Are Utahns ready for a voucher-like school program?

In 2007, the Legislature passed a voucher bill that led to an overwhelming referendum to overturn it. Has 15 years really changed anything?

By Frank Pignanelli & LaVarr Webb

The 2022 general legislative session is almost over, and the activities of our lawmakers are giving politicos much to argue about. We review some of the hottest items on the hill.

The Legislature has engaged in earnest debate overHB331, the Hope Scholarship Program. Because this legislation would fund education of children outside the public school system, it is viewed as taxpayer-subsidized vouchers. The bill barely passed committee and is awaiting debate in the full House. Gov. Spencer Cox said he supports vouchers philosophically but not while public education is underfunded. What does the governor’s veto threat mean and what is the fate of this proposal?

Pignanelli: “Don’t hide from the past. It will not catch you if you don’t repeat it.” — Pearl Bailey

Apparently, 15 years is the radioactive half-life of controversial issues. In 2007, the Legislature barely passed, and Gov. Jon Huntsman Jr. approved, legislation establishing a voucher system. In response, teacher and parent associations organized volunteers to gather enough signatures for a statewide referendum to repeal the law. After a summer of contentious debate (LaVarr and I had spirited discussions) 62% of Utahns voted to reject vouchers.

Many wonder why the issue is returning. The gubernatorial elections in Virginia and New Jersey, combined with the expulsions of three San Francisco school district board members, indicate serious trends. Parents dealing with pandemic-caused school closures are frustrated with the public system.

But Cox’s perspective is perhaps beyond teacher salaries. Our state is enduring arguments over vaccination/mask mandates, water shortages and population growth. Questions exist as to the timeliness of this fight.

Supporters can pass the bill and try their luck with a veto override session. Another option is to spend a year persuading citizens to the cause (a well-crafted website already exists).

How voucher supporters learn from the past may determine future success in Utah.

Webb: I’m a big fan and supporter of public schools, and I believe the vast majority of Utah children will attend public schools long into the future. All of my children attended public schools, as do my grandchildren.

I come from an education family with sisters, brothers-in-law and daughters who taught or teach in public schools. I believe we should increase spending per pupil, and pay teachers at a valued and respected professional level, like law or medicine. If we were at only the national average spending per pupil, we could have the best system in the country and the best outcomes for students.

But I still believe there’s a place for vouchers, for money to follow the children — if done right. Vouchers should be means-tested on a tiered basis so low-income families benefit the most. Voucher amounts should be less than current per-pupil funding, so when a child leaves the public system, some money remains. That way, no one can claim that vouchers are hurting funding for public education because the public system doesn’t have to educate a child, but gets to keep some of that child’s per-pupil funding. The public system comes out ahead.

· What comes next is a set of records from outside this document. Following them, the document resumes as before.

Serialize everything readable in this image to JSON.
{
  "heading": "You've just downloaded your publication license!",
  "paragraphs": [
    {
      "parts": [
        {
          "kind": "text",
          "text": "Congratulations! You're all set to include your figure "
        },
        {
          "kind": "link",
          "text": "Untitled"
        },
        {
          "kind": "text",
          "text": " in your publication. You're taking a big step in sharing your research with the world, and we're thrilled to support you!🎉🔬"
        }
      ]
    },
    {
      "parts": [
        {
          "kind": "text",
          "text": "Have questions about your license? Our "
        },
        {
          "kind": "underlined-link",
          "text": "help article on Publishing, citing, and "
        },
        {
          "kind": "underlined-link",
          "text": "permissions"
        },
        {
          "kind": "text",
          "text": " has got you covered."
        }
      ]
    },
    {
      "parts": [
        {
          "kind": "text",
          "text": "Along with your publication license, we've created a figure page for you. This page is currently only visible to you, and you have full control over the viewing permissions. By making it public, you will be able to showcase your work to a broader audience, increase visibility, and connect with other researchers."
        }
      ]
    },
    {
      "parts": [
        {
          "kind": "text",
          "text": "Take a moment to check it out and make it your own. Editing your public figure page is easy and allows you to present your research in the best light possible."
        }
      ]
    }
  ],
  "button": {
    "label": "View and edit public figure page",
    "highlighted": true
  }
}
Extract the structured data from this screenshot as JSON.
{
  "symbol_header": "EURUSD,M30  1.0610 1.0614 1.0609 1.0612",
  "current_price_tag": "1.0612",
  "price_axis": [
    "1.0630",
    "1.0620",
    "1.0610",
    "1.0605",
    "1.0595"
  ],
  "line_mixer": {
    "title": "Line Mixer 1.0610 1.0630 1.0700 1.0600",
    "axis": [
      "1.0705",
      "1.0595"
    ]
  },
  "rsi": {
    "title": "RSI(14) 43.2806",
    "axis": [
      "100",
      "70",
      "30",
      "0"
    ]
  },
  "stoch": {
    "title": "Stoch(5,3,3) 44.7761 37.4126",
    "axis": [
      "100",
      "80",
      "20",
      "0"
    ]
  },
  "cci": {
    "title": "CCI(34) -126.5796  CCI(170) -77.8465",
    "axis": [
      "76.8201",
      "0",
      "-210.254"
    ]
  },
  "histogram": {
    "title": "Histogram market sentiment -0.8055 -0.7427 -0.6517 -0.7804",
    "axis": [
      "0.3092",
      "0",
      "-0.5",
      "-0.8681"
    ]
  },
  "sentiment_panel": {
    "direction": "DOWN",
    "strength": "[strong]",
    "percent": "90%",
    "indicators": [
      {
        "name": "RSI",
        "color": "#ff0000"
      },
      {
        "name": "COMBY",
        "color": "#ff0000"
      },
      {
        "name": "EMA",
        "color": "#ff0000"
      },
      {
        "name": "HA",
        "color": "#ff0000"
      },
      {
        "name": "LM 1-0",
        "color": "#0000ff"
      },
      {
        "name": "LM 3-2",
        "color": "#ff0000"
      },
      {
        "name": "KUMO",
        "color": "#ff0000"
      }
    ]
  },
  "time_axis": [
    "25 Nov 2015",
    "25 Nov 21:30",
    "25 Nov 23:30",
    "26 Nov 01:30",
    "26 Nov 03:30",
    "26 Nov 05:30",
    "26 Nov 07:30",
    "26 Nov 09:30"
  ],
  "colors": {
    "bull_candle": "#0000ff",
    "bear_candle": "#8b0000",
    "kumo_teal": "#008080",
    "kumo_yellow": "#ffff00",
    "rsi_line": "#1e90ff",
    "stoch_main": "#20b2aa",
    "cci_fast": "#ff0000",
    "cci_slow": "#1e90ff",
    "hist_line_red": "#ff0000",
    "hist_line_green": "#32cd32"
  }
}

Parents who send their children to private schools actually subsidize the public school system. They pay income taxes (which fund public education) like everyone else, but also pay private school tuition, and the state system doesn’t have to educate their children. Wealthy people can pay for both, but lower-income people ought to be able to keep some of the money they pay for education to send their child to a private school if they wish.

Utahns really like their neighborhood public schools. There won’t be a mass exodus. Most public schools can compete just fine, and those that can’t will improve because of the competition. Many other states are way ahead of Utah on vouchers.

We ought to fund public education appropriately and then allow parents some choice in where their children are educated.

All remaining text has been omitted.